Dos de las paredes estaban forradas de libros desde el suelo hasta el techo. Frente a la tercera, decorada con tres cuadros muy extraños, se veía una mesa de despacho con un sillón a cada lado. En la cuarta se abrían dos ventanas, y cerca de ellas, sobre una tarima, había un diván forrado de piel castaña. Lo señalé con el dedo, y él se echó a reír.

—El regalo de fin de carrera de mi padre.

—¿También es psiquiatra?

—No, es representante de productos de droguería —apartó de la mesa el sillón destinado a las visitas y lo indicó con un gesto de la mano—. Siéntate, por favor. ¿Quieres una copa?

Afirmé con la cabeza, dedicando al diván una mirada nostálgica, y alargué la mano para recibir un vaso con dos dedos de whisky.

—Lo siento, no tengo hielo, y tampoco tengo otra cosa… Soy bastante descuidado para las cuestiones domésticas —se sentó enfrente de mí y me sonrió. Me gustaba cómo sonreía.

—¿Por eso te dejó tu mujer?

—No, aunque la ponía muy nerviosa, desde luego, porque ella era exactamente lo contrario, pero no, no fue por eso… Una noche, a las tres de la mañana, más o menos, me llamó un paciente por teléfono desde una cabina de la Plaza de Castilla. He quebrantado la condena, tío, me dijo, ¿qué hago? Desperté primero a su abogado, luego hablé con el juez de vigilancia penitenciaria, al final fui a por él, lo traje aquí y le hice la cama en el sofá del salón. Mi mujer no lo entendió. A la mañana siguiente, yo mismo le llevé a la cárcel, pero dos meses después volvió a llamarme de madrugada, a la misma hora, desde el mismo sitio, era un individuo muy metódico. Tendría que haber vuelto a ingresar exactamente doce horas antes, y por lo tanto, había quebrantado la condena otra vez. Ella me dijo que había llegado el momento de elegir, y yo elegí.

—¿Al loco?

—Desde luego, y eso que era un buen tío, pero no un caso especialmente brillante. Sin embargo, cualquier violador homosexual reincidente con episodios depresivos me habría parecido mucho más interesante que ella en aquella época, así que no lo sentí mucho, si quieres que te diga la verdad.
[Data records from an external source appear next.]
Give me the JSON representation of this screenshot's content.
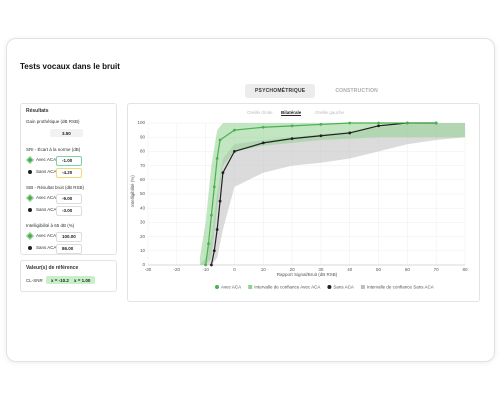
{
  "header": {
    "title": "Tests vocaux dans le bruit"
  },
  "tabs": [
    {
      "label": "PSYCHOMÉTRIQUE",
      "active": true
    },
    {
      "label": "CONSTRUCTION",
      "active": false
    }
  ],
  "results": {
    "title": "Résultats",
    "gain": {
      "label": "Gain prothétique (dB RSB)",
      "value": "3.50"
    },
    "metrics": [
      {
        "label": "SRI - Écart à la norme (dB)",
        "rows": [
          {
            "name": "Avec ACA",
            "value": "-1.00"
          },
          {
            "name": "Sans ACA",
            "value": "-4.20"
          }
        ]
      },
      {
        "label": "SIB - Résultat bruit (dB RSB)",
        "rows": [
          {
            "name": "Avec ACA",
            "value": "-9.00"
          },
          {
            "name": "Sans ACA",
            "value": "-3.00"
          }
        ]
      },
      {
        "label": "Intelligibilité à 65 dB (%)",
        "rows": [
          {
            "name": "Avec ACA",
            "value": "100.00"
          },
          {
            "name": "Sans ACA",
            "value": "86.00"
          }
        ]
      }
    ]
  },
  "reference": {
    "title": "Valeur(s) de référence",
    "label": "CL-SNR",
    "values": [
      "x = -10.20",
      "x = 1.00"
    ]
  },
  "ear_toggle": [
    {
      "label": "Oreille droite",
      "active": false
    },
    {
      "label": "Bilatérale",
      "active": true
    },
    {
      "label": "Oreille gauche",
      "active": false
    }
  ],
  "chart_data": {
    "type": "line",
    "x_label": "Rapport Signal/Bruit (dB RSB)",
    "y_label": "Intelligibilité (%)",
    "xlim": [
      -30,
      80
    ],
    "xticks": [
      -30,
      -20,
      -10,
      0,
      10,
      20,
      30,
      40,
      50,
      60,
      70,
      80
    ],
    "ylim": [
      0,
      100
    ],
    "yticks": [
      0,
      10,
      20,
      30,
      40,
      50,
      60,
      70,
      80,
      90,
      100
    ],
    "grid": true,
    "legend": "bottom",
    "series": [
      {
        "name": "Avec ACA",
        "kind": "line",
        "color": "#4caf50",
        "x": [
          -10,
          -9,
          -8,
          -7,
          -6,
          -5,
          0,
          10,
          20,
          30,
          40,
          50,
          60,
          70
        ],
        "values": [
          0,
          15,
          35,
          55,
          75,
          88,
          95,
          97,
          98,
          99,
          100,
          100,
          100,
          100
        ]
      },
      {
        "name": "Intervalle de confiance Avec ACA",
        "kind": "band",
        "color": "#8fd18f",
        "x": [
          -12,
          -10,
          -8,
          -6,
          -4,
          0,
          10,
          20,
          30,
          40,
          50,
          60,
          70,
          80
        ],
        "lower": [
          0,
          0,
          5,
          40,
          70,
          80,
          84,
          86,
          88,
          89,
          90,
          90,
          90,
          90
        ],
        "upper": [
          5,
          30,
          70,
          95,
          100,
          100,
          100,
          100,
          100,
          100,
          100,
          100,
          100,
          100
        ]
      },
      {
        "name": "Sans ACA",
        "kind": "line",
        "color": "#222222",
        "x": [
          -8,
          -7,
          -6,
          -5,
          -4,
          0,
          10,
          20,
          30,
          40,
          50,
          60,
          70
        ],
        "values": [
          0,
          10,
          25,
          45,
          65,
          80,
          86,
          89,
          91,
          93,
          98,
          100,
          100
        ]
      },
      {
        "name": "Intervalle de confiance Sans ACA",
        "kind": "band",
        "color": "#bdbdbd",
        "x": [
          -12,
          -10,
          -8,
          -6,
          -4,
          0,
          10,
          20,
          30,
          40,
          50,
          60,
          70,
          80
        ],
        "lower": [
          0,
          0,
          0,
          5,
          25,
          55,
          65,
          70,
          72,
          75,
          80,
          85,
          88,
          90
        ],
        "upper": [
          0,
          5,
          20,
          50,
          75,
          85,
          88,
          90,
          92,
          94,
          97,
          99,
          100,
          100
        ]
      }
    ]
  }
}
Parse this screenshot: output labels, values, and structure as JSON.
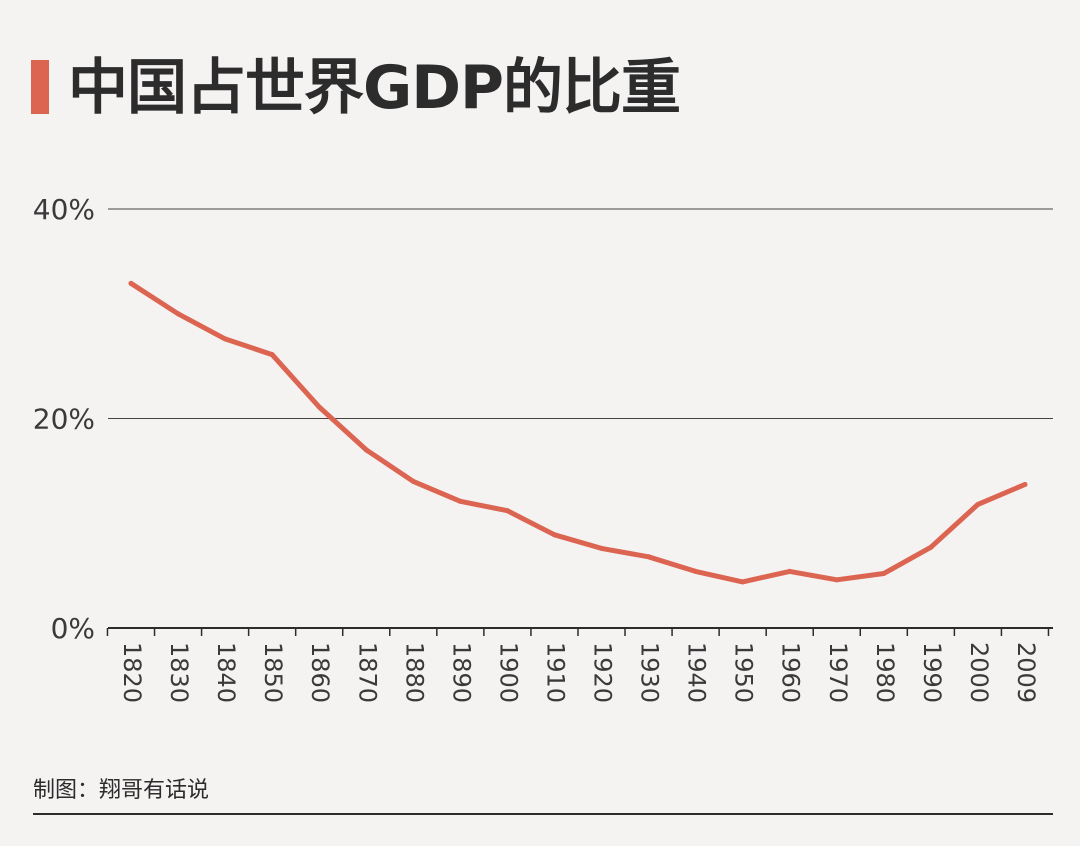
{
  "accent_color": "#dc6552",
  "header": {
    "title": "中国占世界GDP的比重"
  },
  "footer": {
    "credit": "制图：翔哥有话说"
  },
  "chart_data": {
    "type": "line",
    "title": "中国占世界GDP的比重",
    "xlabel": "",
    "ylabel": "",
    "ylim": [
      0,
      40
    ],
    "yticks": [
      0,
      20,
      40
    ],
    "ytick_labels": [
      "0%",
      "20%",
      "40%"
    ],
    "grid": true,
    "categories": [
      "1820",
      "1830",
      "1840",
      "1850",
      "1860",
      "1870",
      "1880",
      "1890",
      "1900",
      "1910",
      "1920",
      "1930",
      "1940",
      "1950",
      "1960",
      "1970",
      "1980",
      "1990",
      "2000",
      "2009"
    ],
    "series": [
      {
        "values": [
          32.9,
          30.0,
          27.6,
          26.1,
          21.1,
          17.0,
          14.0,
          12.1,
          11.2,
          8.9,
          7.6,
          6.8,
          5.4,
          4.4,
          5.4,
          4.6,
          5.2,
          7.7,
          11.8,
          13.7
        ]
      }
    ]
  }
}
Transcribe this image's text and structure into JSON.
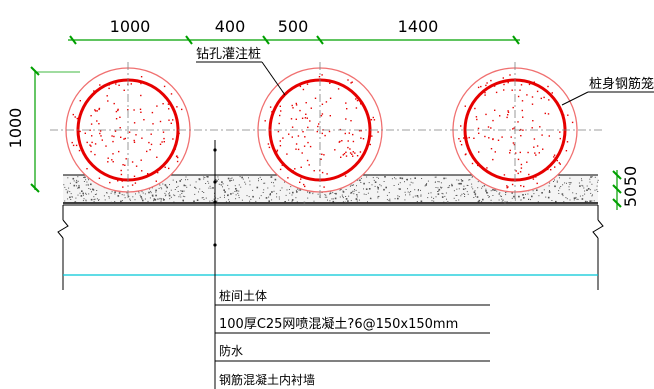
{
  "dimensions": {
    "top": [
      "1000",
      "400",
      "500",
      "1400"
    ],
    "left_height": "1000",
    "right_layers": [
      "50",
      "50"
    ]
  },
  "labels": {
    "pile_type": "钻孔灌注桩",
    "cage": "桩身钢筋笼"
  },
  "legend": [
    "桩间土体",
    "100厚C25网喷混凝土?6@150x150mm",
    "防水",
    "钢筋混凝土内衬墙"
  ],
  "colors": {
    "rebar": "#e60000",
    "pile_edge": "#f07070",
    "dimension": "#00a000",
    "cyan_line": "#00c8d8",
    "concrete_speckle": "#555555"
  }
}
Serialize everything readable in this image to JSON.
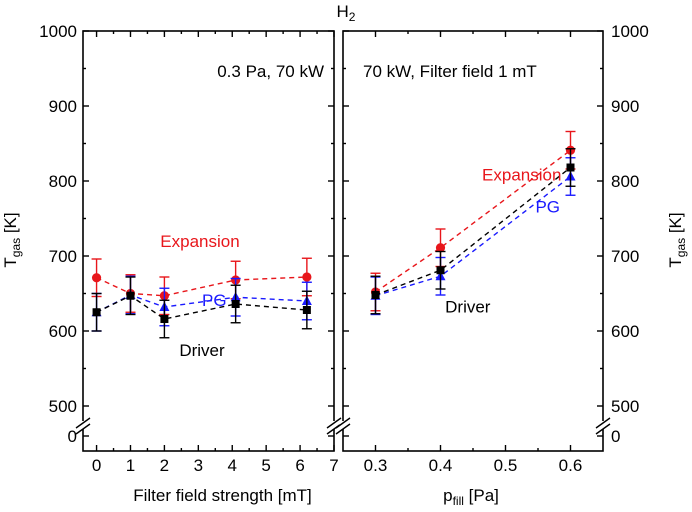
{
  "chart_data": [
    {
      "type": "scatter",
      "panel": "left",
      "title": "H₂",
      "annotation": "0.3 Pa, 70 kW",
      "xlabel": "Filter field strength [mT]",
      "ylabel": "T_gas [K]",
      "xlim": [
        -0.4,
        7
      ],
      "xticks": [
        0,
        1,
        2,
        3,
        4,
        5,
        6,
        7
      ],
      "ylim": [
        450,
        1000
      ],
      "yticks": [
        500,
        600,
        700,
        800,
        900,
        1000
      ],
      "y_axis_break": true,
      "y_break_label": "0",
      "series": [
        {
          "name": "Expansion",
          "color": "#e8161b",
          "marker": "circle",
          "label_offset": [
            30,
            -30
          ],
          "label_anchor": "middle",
          "x": [
            0,
            1,
            2,
            4.1,
            6.2
          ],
          "y": [
            671,
            650,
            647,
            668,
            672
          ],
          "err": [
            25,
            25,
            25,
            25,
            25
          ]
        },
        {
          "name": "PG",
          "color": "#1a1aff",
          "marker": "triangle",
          "label_offset": [
            0.8,
            0
          ],
          "label_anchor": "start",
          "x": [
            0,
            1,
            2,
            4.1,
            6.2
          ],
          "y": [
            625,
            648,
            632,
            645,
            640
          ],
          "err": [
            25,
            25,
            25,
            25,
            25
          ]
        },
        {
          "name": "Driver",
          "color": "#000000",
          "marker": "square",
          "label_offset": [
            2,
            -50
          ],
          "label_anchor": "middle",
          "x": [
            0,
            1,
            2,
            4.1,
            6.2
          ],
          "y": [
            625,
            647,
            616,
            636,
            628
          ],
          "err": [
            25,
            25,
            25,
            25,
            25
          ]
        }
      ]
    },
    {
      "type": "scatter",
      "panel": "right",
      "annotation": "70 kW, Filter field 1 mT",
      "xlabel_main": "p",
      "xlabel_sub": "fill",
      "xlabel_unit": " [Pa]",
      "ylabel": "T_gas [K]",
      "xlim": [
        0.25,
        0.65
      ],
      "xticks": [
        0.3,
        0.4,
        0.5,
        0.6
      ],
      "xtick_labels": [
        "0.3",
        "0.4",
        "0.5",
        "0.6"
      ],
      "ylim": [
        450,
        1000
      ],
      "yticks": [
        500,
        600,
        700,
        800,
        900,
        1000
      ],
      "y_axis_break": true,
      "y_break_label": "0",
      "series": [
        {
          "name": "Expansion",
          "color": "#e8161b",
          "marker": "circle",
          "label_offset": [
            0.525,
            809
          ],
          "label_anchor": "middle",
          "x": [
            0.3,
            0.4,
            0.6
          ],
          "y": [
            652,
            711,
            841
          ],
          "err": [
            25,
            25,
            25
          ]
        },
        {
          "name": "PG",
          "color": "#1a1aff",
          "marker": "triangle",
          "label_offset": [
            0.565,
            766
          ],
          "label_anchor": "middle",
          "x": [
            0.3,
            0.4,
            0.6
          ],
          "y": [
            647,
            673,
            806
          ],
          "err": [
            25,
            25,
            25
          ]
        },
        {
          "name": "Driver",
          "color": "#000000",
          "marker": "square",
          "label_offset": [
            0.442,
            633
          ],
          "label_anchor": "middle",
          "x": [
            0.3,
            0.4,
            0.6
          ],
          "y": [
            648,
            681,
            818
          ],
          "err": [
            25,
            25,
            25
          ]
        }
      ]
    }
  ]
}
—¿Siempre exageras tanto? —pregunté entre risas.

—No —me contestó, riendo a su vez—, puedo exagerar mucho más, y siempre la naturaleza exagerará más que yo.

—¿Y los locos te siguen gustando más que las mujeres?

—No. Me gustan menos, pero son más generosos conmigo.

—Así que no tienes novia.

No creí haber hecho esa pregunta con ninguna intención especial, pero él me dedicó una mirada de esquina, risueña y sagaz al mismo tiempo, y se miró las manos antes de contestar.

—Bueno, tengo una especie de…, digamos…, más o menos. En Tenerife.

Solté una ruidosa carcajada, mientras él me vigilaba con aire divertido.

—¿Y no has encontrado una que viva más lejos?

—Pues lamentablemente no, pero la veo cada quince días, no creas. Tengo un supermacho ingresado allí.

—¿Un qué?

—Un supermacho, un individuo con dos cromosomas Y, un auténtico chollo. Llevo un montón de meses intentando traérmelo.

—Hablas de él como si fuera tuyo.

—Porque lo es. No lo quiere nadie más, es un individuo peligroso, difícil de tratar, posee una alteración genética muy rara. Los cronistas de sucesos lo han bautizado como el gen del asesino, porque son extremadamente agresivos a consecuencia de la hiperactividad sexual que deriva de su producción anormal de hormonas masculinas. En las mujeres no se da.

—¡Vaya! —dije sonriendo.

—Sí —añadió él, interpretando correctamente mi pensamiento—, yo también lo he pensado muchas veces, deber de ser un polvo único. Lo malo es que mientras se corre las estrangula, y luego se folla el cadáver un par de veces. Pero, en fin, nadie ha dicho nunca que exista el amor perfecto.